De expositie “als muren konden spreken” bestrijkt de vier periodes van het concentratiekamp (1943-1944), het opvangkamp voor Duitse burgerevacuees uit het grensgebied (1944 -1945) en het interneringskamp voor NSBérs, van collaboratie verdachte Nederlandser en Rijksduitsers (1944-1949). Sinds 1951 is een deel van het kamp in gebruik als woonoord “Lunetten” voor Molukse ex-KNIL-militairen en hun gezinnen.

 

Bij de oude fusilladeplaats staat nu een gedenkteken met de namen van de 329 mannen die hier werden doodgeschoten, dat op 20 december 1947 werd onthuld door prinses Juliana. Het houten kruis achter het gedenkteken was er al eerder neergezet door buurtbewoners. In 1995 en 1996 werd het gedenkteken beklad.

 

De dader is nooit gevonden. De bekladde panelen hebben nu een vaste plek gekregen bij Nationaal Monument kamp Vught. N.a.v. de bekladdingen bevestigde een onbekende een stuk karton met daarop een gedicht, aan het hek bij de fusilladeplaats.
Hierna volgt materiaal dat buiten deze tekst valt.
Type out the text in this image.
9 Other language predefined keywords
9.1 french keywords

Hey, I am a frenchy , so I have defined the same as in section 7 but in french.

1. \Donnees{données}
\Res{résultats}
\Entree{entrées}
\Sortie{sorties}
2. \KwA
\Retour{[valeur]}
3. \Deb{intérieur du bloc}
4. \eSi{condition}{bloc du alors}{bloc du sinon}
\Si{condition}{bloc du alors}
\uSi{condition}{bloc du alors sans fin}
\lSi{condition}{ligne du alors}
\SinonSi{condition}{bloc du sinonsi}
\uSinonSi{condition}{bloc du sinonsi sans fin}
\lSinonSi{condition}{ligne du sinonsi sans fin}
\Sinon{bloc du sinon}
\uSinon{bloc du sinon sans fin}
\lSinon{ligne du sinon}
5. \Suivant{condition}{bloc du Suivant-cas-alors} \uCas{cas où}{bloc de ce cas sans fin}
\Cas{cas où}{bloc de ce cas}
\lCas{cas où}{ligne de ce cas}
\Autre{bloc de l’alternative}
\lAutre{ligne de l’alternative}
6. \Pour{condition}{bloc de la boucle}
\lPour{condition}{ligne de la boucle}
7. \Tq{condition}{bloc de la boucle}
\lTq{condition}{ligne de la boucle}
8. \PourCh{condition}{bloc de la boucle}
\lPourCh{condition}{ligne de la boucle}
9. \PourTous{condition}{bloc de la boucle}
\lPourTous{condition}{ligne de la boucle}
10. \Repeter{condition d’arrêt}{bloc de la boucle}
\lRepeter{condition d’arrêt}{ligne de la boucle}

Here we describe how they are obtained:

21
De tekst is later in brons gegoten en hangt bij de ingang van het hek.

 

Buurtbus 213 vanuit ’s Hertogenbosch (halte Lunettenlaan).


>>> Lees hier meer over Kamp Vught in Vught. 


De “Bossche Bol” is een lokale lekkernij, verbonden met de naam Den Bosch maar ook bekend buiten de stad. Het is voor Nederlanders een grote moorkop.

 

Bekend is 's-Hertogenbosch in carnavalstijd. De stad wordt in die dagen omgedoopt tot het Bourgondische “Oeteldonk” (een donk is een zandkopje in de rivier – het ontstaan van de stad). Anders dan de carnavalsvierders in Limburg, die hun carnaval vieren volgens de Rijnlandse traditie, houden 's-Hertogenbosch en Bergen op Zoom vast aan het Bourgondische Carnaval.

 

Dat blijkt bijvoorbeeld uit het verschijnsel dat men zich (in 's-Hertogenbosch) in een boerenkiel hult om duidelijk te maken dat in deze tijd gangbare rangen en standen binnen de samenleving vervallen. De tijdelijke overdracht van de stadssleutel door de burgemeester aan de "carnavals- burgemeester" is hier ook een teken van.

 

Ook kent men in 's-Hertogenbosch geen dansmariekes en steken met fazantenveren, zoals men die in andere delen van Brabant en in Limburg wel veel ziet.